SURREY – Use of the word “retarded” during a Surrey Board of Trade-hosted allcandidates meeting on Oct. 29 brought Surrey First’s Mike Starchuk a lot of heat.
The first-time council candidate was speaking about freezing taxes during the meeting at the time of the comment. Starchuk said when firefighters go into a building when everyone is running out, that’s pretty stupid, but running into a building with fewer people than needed is “retarded.”
During the meeting, TeamSurrey council candidate Stephen Gammer immediately called him out for the comment.
“When he made the comment, I did say afterward that I thought it was inappropriate because I personally have had people with mental illnesses and handicaps in my life,” Gammer said.
Starchuk apologized at the meeting, he added, which Gammer took as being sincere.
“I think it’s something he feels quite badly about saying. And it’s tragic that he did say it.”
Doug McCallum and his Safe Surrey Coalition are taking issue with the “inappropriate slur” and are calling for the Surrey Fire Fighters to “justify” their endorsement of the candidate.
Starchuk is a co-founder of the Surrey Fire Fighters Charitable Society, which supports organizations such as the BC Special Olympics Society and the Down Syndrome Research Foundation.
SSC candidates Laurie Guerra and Beau Simpson have immediate family members with disabilities and say they were personally “disgusted” with the remark, said a press release.
“I have been an advocate for autism awareness since my son was diagnosed at the age of six,” Guerra said in a statement. “I was truly shocked to hear about Mr. Starchuk’s use of such a slur within a public forum.”

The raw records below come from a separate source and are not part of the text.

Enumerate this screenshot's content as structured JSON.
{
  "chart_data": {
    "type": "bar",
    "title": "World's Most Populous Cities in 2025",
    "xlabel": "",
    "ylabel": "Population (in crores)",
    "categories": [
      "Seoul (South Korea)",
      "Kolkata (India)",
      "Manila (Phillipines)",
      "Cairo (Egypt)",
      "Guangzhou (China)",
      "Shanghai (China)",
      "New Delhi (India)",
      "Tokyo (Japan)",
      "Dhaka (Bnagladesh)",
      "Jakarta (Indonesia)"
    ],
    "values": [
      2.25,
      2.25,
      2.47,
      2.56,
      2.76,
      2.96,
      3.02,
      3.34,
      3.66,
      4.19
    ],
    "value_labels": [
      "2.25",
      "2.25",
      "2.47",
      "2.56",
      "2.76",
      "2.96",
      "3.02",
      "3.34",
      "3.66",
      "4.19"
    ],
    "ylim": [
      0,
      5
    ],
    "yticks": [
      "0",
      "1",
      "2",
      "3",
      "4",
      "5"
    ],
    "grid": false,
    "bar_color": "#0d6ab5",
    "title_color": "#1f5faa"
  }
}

Simpson, whose sister has dealt with a physical and mental disability all her life, said “the use of that word is something that I find personally offensive.”
McCallum said Surrey Fire Fighters’ “silence” following the “outburst” is unacceptable.
“The obligation of the Surrey Fire Fighters to speak out rises above politics or an election campaign,” the mayoral hopeful said. “I call on the fire fighters to denounce such language publicly, as their current silence speaks volumes about the kind of commitment they have to the charitable causes they are involved with.”
Starchuk has since issued a public apology on his website and says the incident is no reflection on Surrey First or any organizations he’s involved with.
The former firefighter said Tuesday it was a “mistake” and an “error in judgment,” adding use of the word is out of his nature.
“If I could turn back time, I’d do so instantly,” he told the Now. “I’ve done everything I can in my power to right this.”
Starchuk said he’s received a lot of heat from people in the community, as well as on Twitter.
“I’ve replayed and replayed this over in my head, just like when you’re in a car accident,” he said.
Starchuk said he’s hopeful his background can speak for itself, which includes 32 years as a fire fighter, 20 years working with the Variety Club, as well as the Centre for Child Development during his time with the Surrey Fire Fighters Charitable Society.
“I understand the anger of those people that have friends or relatives in those positions and they’re probably sick and tired of hearing it that way. But at no time was it directed at that segment of the population,” Starchuk said.
Surrey Fire Fighters Association president Mike McNamara said, “Mike was the first person to acknowledge and apologize for using an inappropriate word to describe a situation. It is not a reflection of him or his views, and certainly doesn’t reflect his 18 years (working) with Variety Club, and as one of the founding directors of our Firefighter’s Charity.
“It was a poor choice of words from a great guy who is very deserving of our support. You will not meet a better guy in any of the political camps. I understand he has also placed a public apology on his website,” McNamara added.